With reference to President Eisenhower’s comment before the National Security Council on January 8, 1954, relative to “[getting] the Vietnamese to fight,” it may be noted that during this May 7, 1953, meeting Ngo Dinh Diem himself may have initiated that theme. According to the official account, “He thought that the French military understood the problem better than the French civil government. In any case, the French could not beat the Communists and would have to rely on the Vietnamese to do it. They could not get the Vietnamese to undertake the task, however, unless the Viets had more freedom.”
At no time did Diem, or anyone else, suggest what could be done to arrange for “the Viets [to have] more freedom.”

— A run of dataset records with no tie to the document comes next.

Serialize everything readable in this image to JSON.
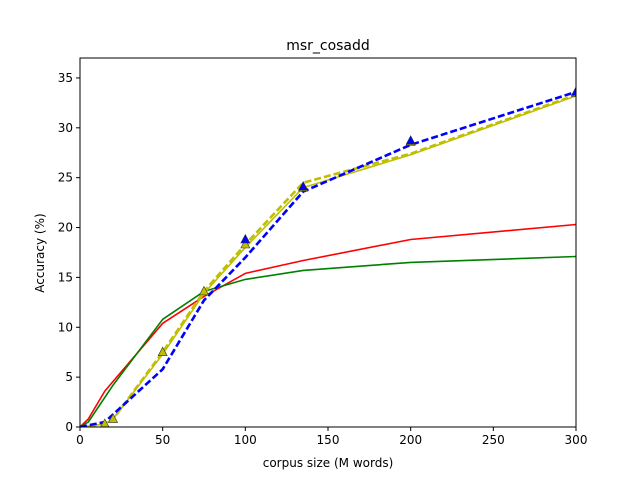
{
  "chart_data": {
    "type": "line",
    "title": "msr_cosadd",
    "xlabel": "corpus size (M words)",
    "ylabel": "Accuracy (%)",
    "xlim": [
      0,
      300
    ],
    "ylim": [
      0,
      37
    ],
    "xticks": [
      0,
      50,
      100,
      150,
      200,
      250,
      300
    ],
    "yticks": [
      0,
      5,
      10,
      15,
      20,
      25,
      30,
      35
    ],
    "grid": false,
    "legend": "none",
    "series": [
      {
        "color": "#ff0000",
        "style": "solid",
        "x": [
          0,
          5,
          15,
          50,
          75,
          100,
          135,
          200,
          300
        ],
        "y": [
          0,
          0.8,
          3.6,
          10.4,
          13.1,
          15.4,
          16.7,
          18.8,
          20.3
        ]
      },
      {
        "color": "#008000",
        "style": "solid",
        "x": [
          0,
          5,
          20,
          50,
          75,
          100,
          135,
          200,
          300
        ],
        "y": [
          0,
          0.5,
          4.2,
          10.8,
          13.6,
          14.8,
          15.7,
          16.5,
          17.1
        ]
      },
      {
        "color": "#bfbf00",
        "style": "dashed",
        "marker": "triangle",
        "x": [
          0,
          15,
          20,
          50,
          75,
          100,
          135,
          200,
          300
        ],
        "y": [
          0,
          0.3,
          0.8,
          7.5,
          13.6,
          18.3,
          24.5,
          27.4,
          33.3
        ]
      },
      {
        "color": "#bfbf00",
        "style": "solid",
        "x": [
          0,
          15,
          20,
          50,
          75,
          100,
          135,
          200,
          300
        ],
        "y": [
          0,
          0.3,
          0.8,
          7.3,
          13.4,
          18.0,
          24.0,
          27.3,
          33.2
        ]
      },
      {
        "color": "#0000ff",
        "style": "dashed",
        "marker": "triangle",
        "x": [
          0,
          15,
          50,
          75,
          100,
          135,
          200,
          300
        ],
        "y": [
          0,
          0.5,
          5.8,
          12.7,
          17.0,
          23.6,
          28.3,
          33.6
        ]
      }
    ],
    "markers": [
      {
        "color": "#bfbf00",
        "x": [
          15,
          20,
          50,
          75,
          100,
          135,
          200,
          300
        ],
        "y": [
          0.3,
          0.8,
          7.5,
          13.6,
          18.3,
          24.0,
          28.6,
          33.5
        ]
      },
      {
        "color": "#0000ff",
        "x": [
          100,
          135,
          200,
          300
        ],
        "y": [
          18.8,
          24.1,
          28.7,
          33.6
        ]
      }
    ]
  }
}
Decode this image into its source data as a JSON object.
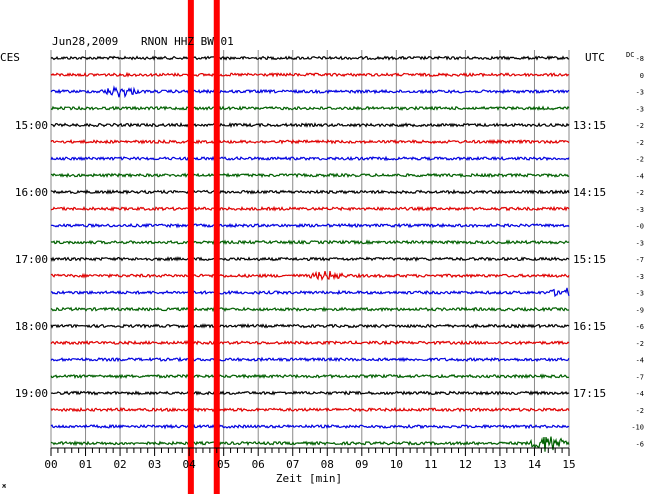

Diem left the United States in 1953 and continued his exile from Vietnam in a Benedictine monastery in Belgium. On June 18, 1954, Bao Dai asked Diem to become premier in his government. Diem arrived in Saigon on June 26, 1954, met Lansdale on June 27, and formally assumed that office on July 7, 1954. After an electio
n campaign carefully orchestrated by the CIA and Lansdale, Diem became president of South Vietnam on October 1954.
Another thing we must remember is that we had been aiding the French from 1946 up until their defeat by the Vietminh at Dien Bien Phu in May 1954. In other words, we had been helping the enemy of the South Vietnamese people right up until a few months before we installed Ngo Dinh Diem as the new president of this previously nonexistent country. It seems strange that President Eisenhower would want to “Vietnamize” the war in January 1954, six months before the new government, under Ngo Dinh Diem, had been established and during a period when we were still aiding the French. Such factors had a great impact upon the actions of this emerging country during the period of the Vietnam War.
This oversight, not only on the part of Eisenhower and Kennedy, but also on the part of most Americans, seriously handicapped both countries during the thirty years of American support of the Vietnamese and their warfare in that piece of real estate. Something had to be done to create a viable government and to coalesce the populace before it could act on its own behalf. This is where all of our best intentions failed so badly. Even in America, more than a century and a half elapsed between the landings at Jamestown and Plymouth Rock and the battle with the redcoats in Lexington and Concord. During that time those early settlers evolved into Americans, and were not simply an aggregate of English, German, Irish, and French people.
Despite this critical oversight, that was the commander in chief speaking during that important National Security Council meeting of January 1954 to the secretary of defense, the secretary of state, the chairman of the Joint Chiefs of Staff, and the individual chiefs of each of the military services, among others. That was his policy.